Pocket Billiards: Funk the 9-Ball’s aesthetic makes a simple pool game stand out

There are a lot of pool games out there and frankly, it can be difficult for some to find a place for themselves. Especially in the case of the Game Boy and Game Boy Color. You have games with generic titles like Billiard Club, Championship Pool, Pocket Color Billiard, Pro Pool and Side Pocket. The lone exception was a strange little game called Pocket Billiard: Funk the 9-Ball. In a world where lots of games tried to sell themselves by just showing billiard balls on the cover, this one gave us a dog boy named Break and a frog girl named Rack.

In Pocket Billiard: Funk the 9-Ball, players pick either Break or Rack as their avatar. (Rack is essentially an easy ode, while Break is for people who know what they are doing.) They then enter Club Nine Ball, a pool hall where they can attempt to rack up rounds and become the best player possible. As you do better, you improve your class and become a stronger player. Also, you can unlock additional music from doing well in games, find t-shirts, gather trading cards, have figures and get comics. Most importantly, you can collect more Tamappii, essentially spirits inside the pool balls, to create special effects during matches. The more you play, the more people you will see as possible opponents.

Pocket Billiard: Funk the 9-Ball is essentially a game that keeps growing. As you play pool and improve, you get more options. Maybe you will find more fake noses. Perhaps new people with incredibly eccentric looks could appear at Club Nine Ball. When you are going through rounds, you might find new Tamappii who will do things like block holes, make your ball jump to a pocket, increase speeds or slow things down. To make things even better, all of this looks incredibly distinctive and unique. People look more like they would belong in the world of PaRappa the Rapper or Jet Set Radio, rather than some generic pool game. The Tamappii you find look like characters from a wannabe Pokemon title.

This carries over to the text. If you manage to find a copy of Pocket Billiard: Funk the 9-Ball and have a RetroN 5, you can actually play it in English! A fan translation patch was released that makes it easier to understand and appreciate. While the general pool gameplay is fairly easy to grasp without a localization, knowing what is going on will help people out a lot when it comes to the Tamappii! Also, the fan translation is very well done and capitalizes on the character. People have unique verbal tics. Some have accents or dialects. It is very silly in a very good way.

Then, there’s the soundtrack. Pocket Billiard: Funk the 9-Ball has a funky sort of soundtrack that has a poppy beat to it. It is very jazzy and fun to listen to in the actual pool hall area. While these songs are not as majestic or memorable as tracks from The Legend of Zelda: Link’s Awakening or Kirby’s Dream Land, they does stand out and attempt to give the building a Top-40 ambiance. (As an aside, you only hear music when in Club Nine Ball and not playing against an opponent.)

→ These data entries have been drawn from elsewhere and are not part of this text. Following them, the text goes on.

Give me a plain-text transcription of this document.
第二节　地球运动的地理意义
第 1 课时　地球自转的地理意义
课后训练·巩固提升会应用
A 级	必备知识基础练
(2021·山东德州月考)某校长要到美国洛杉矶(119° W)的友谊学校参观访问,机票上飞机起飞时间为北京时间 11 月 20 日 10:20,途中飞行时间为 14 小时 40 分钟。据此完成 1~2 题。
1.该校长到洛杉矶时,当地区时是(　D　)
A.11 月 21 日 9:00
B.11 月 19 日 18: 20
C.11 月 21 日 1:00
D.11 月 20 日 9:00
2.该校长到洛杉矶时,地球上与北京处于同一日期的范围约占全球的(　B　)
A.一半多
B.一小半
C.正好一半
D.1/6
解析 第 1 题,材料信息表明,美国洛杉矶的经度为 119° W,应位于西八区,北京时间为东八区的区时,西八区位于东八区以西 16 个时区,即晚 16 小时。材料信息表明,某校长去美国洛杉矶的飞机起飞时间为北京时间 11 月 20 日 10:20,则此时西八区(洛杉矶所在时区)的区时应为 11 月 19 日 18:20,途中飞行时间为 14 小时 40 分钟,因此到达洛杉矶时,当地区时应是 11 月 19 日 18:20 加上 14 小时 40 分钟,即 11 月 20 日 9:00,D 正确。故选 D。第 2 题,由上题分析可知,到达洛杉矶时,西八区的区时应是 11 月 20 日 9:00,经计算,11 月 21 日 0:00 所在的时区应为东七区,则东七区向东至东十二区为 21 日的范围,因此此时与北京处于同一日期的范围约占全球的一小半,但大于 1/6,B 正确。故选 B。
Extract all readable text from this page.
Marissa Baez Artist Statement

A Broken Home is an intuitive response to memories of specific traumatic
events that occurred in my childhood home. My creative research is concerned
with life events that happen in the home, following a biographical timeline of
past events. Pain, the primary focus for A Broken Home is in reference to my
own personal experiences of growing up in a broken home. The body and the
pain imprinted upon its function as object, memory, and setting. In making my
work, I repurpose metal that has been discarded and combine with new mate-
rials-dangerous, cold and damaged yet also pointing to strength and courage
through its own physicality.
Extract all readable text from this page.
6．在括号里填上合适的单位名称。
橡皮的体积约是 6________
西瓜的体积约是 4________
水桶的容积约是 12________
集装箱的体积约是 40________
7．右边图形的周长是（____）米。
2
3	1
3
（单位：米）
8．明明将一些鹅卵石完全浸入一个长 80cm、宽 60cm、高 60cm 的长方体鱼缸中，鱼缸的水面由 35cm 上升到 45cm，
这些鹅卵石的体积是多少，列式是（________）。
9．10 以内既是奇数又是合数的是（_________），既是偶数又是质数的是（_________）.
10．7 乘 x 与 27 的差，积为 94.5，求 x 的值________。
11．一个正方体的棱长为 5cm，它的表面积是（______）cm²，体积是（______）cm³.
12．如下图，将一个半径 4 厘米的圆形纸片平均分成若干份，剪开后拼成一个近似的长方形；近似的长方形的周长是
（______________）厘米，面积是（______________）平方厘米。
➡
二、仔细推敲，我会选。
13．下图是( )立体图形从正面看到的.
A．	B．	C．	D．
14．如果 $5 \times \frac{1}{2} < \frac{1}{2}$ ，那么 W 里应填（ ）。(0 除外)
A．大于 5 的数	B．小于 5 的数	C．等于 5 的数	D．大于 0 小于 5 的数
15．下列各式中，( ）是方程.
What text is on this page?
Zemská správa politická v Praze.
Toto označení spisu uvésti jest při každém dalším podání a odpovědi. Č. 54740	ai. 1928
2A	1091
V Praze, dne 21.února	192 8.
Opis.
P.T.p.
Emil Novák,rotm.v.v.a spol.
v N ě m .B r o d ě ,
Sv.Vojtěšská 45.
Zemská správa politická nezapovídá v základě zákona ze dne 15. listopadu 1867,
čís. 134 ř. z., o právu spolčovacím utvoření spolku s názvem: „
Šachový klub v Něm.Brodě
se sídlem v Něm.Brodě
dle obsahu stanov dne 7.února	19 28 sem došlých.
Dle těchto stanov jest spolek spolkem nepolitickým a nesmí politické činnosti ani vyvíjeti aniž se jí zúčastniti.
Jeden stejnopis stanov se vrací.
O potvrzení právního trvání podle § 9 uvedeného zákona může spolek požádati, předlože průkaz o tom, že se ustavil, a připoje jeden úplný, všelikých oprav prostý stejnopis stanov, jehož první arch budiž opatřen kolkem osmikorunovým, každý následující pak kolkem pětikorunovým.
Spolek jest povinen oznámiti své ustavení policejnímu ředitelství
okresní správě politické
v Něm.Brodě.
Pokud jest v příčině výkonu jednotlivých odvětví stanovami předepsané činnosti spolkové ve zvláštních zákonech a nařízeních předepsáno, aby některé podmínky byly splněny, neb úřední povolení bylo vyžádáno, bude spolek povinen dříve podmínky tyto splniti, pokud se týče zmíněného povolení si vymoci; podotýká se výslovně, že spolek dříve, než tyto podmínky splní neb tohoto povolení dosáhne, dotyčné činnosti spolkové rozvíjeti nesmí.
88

Pocket Billiard: Funk the 9-Ball standards out. It makes pool more interesting and appealing by giving us a cast of heavily stylized and cartoonish characters, Tamappii pool spirits that can help change the course of a game, all kinds of collectables and a soundtrack with different sorts of songs. It has personality, which is welcome in a genre where developers may take a more serious approach.